A third of workers feeling disconnected from company culture and colleagues

Employee recognition provider Achievers, have today released research taking a look at whether employees in the UK feel connected to their company’s culture and colleagues during the COVID-19 pandemic. The research suggests that a third of British workers feel less connected to their workplace culture and colleagues due to the ongoing situation.

The crisis has undeniably caused a massive upheaval throughout the jobs market, and employers are now naturally looking for ways to attempt to strengthen their company culture, retain their top talent and seek to keep them engaged. The survey conducted by Achievers analyses the extent to which employees connect to company culture has been influenced by the pandemic.
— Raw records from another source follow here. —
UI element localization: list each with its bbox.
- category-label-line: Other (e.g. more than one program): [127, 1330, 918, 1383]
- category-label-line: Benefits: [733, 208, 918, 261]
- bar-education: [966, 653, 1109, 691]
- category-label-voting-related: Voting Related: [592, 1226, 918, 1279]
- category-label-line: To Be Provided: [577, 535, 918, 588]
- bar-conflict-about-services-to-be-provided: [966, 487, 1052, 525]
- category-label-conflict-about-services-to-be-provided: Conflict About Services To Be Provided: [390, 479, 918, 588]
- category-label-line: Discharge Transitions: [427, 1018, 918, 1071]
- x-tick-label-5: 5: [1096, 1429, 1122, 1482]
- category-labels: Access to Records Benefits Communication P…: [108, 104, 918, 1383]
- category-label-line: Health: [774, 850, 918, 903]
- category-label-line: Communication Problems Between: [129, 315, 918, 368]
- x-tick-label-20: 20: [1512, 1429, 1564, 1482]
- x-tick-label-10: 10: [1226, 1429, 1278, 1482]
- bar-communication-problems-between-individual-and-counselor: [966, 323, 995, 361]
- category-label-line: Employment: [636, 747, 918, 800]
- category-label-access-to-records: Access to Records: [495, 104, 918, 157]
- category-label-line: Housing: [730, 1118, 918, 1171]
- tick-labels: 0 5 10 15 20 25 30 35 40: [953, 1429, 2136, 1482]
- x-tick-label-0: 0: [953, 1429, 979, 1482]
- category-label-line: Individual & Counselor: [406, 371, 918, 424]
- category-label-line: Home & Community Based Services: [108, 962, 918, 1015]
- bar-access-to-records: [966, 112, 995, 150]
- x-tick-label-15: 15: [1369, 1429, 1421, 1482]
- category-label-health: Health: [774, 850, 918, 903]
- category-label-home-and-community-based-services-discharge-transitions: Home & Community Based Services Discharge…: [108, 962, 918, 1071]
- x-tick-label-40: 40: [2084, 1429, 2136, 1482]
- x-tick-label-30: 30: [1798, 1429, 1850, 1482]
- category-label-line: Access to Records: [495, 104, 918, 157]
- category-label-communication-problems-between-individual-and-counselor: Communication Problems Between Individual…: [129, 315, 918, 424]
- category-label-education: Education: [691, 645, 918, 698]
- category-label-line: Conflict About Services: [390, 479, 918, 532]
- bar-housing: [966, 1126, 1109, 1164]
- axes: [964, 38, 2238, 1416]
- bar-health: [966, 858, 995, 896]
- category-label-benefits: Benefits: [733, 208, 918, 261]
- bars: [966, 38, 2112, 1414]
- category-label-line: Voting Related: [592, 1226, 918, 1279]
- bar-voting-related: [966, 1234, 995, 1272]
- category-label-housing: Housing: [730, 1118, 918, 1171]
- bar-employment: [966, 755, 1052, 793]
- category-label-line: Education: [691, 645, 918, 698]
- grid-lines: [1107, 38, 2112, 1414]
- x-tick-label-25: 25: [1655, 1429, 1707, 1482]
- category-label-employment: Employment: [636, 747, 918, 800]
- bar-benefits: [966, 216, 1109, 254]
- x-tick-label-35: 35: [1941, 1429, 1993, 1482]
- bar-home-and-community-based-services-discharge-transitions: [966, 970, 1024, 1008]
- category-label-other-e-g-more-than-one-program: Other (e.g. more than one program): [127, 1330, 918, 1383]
A key claim from the UK survey is that UK respondents feel less connected towards both their company culture and colleagues during the COVID-19 pandemic (33 percent). Whilst 31 percent claimed to be more connected than they did before the beginning of lockdown, and a further 36 percent saying that their connection to company culture and their colleagues remained the same.

The survey also goes on to suggest that it is men who are more likely to feel disconnected from their workplace during COVID-19. Of those that respondent to the survey, 36 percent of men felt a disconnection, whilst 31 percent of women felt a lack of connection in comparison.

In terms of further demographics and differing attitudes dependent on generation, the survey suggests a similar split once again. The generational group that feels the most disconnected to their company culture and colleagues during the pandemic is, according to this research, Generation Z aged between 18 and 24 (40 percent). The Millennial generation (25 to 34) and Generation X (35 to 54) feel similarly disconnected at 35 percent and 34 percent respectively. The group which felt the least disconnect throughout the COVID-19 pandemic has been the Baby Boomer generation aged 55 and above, although the results still suggest a significant disconnect at 25 percent.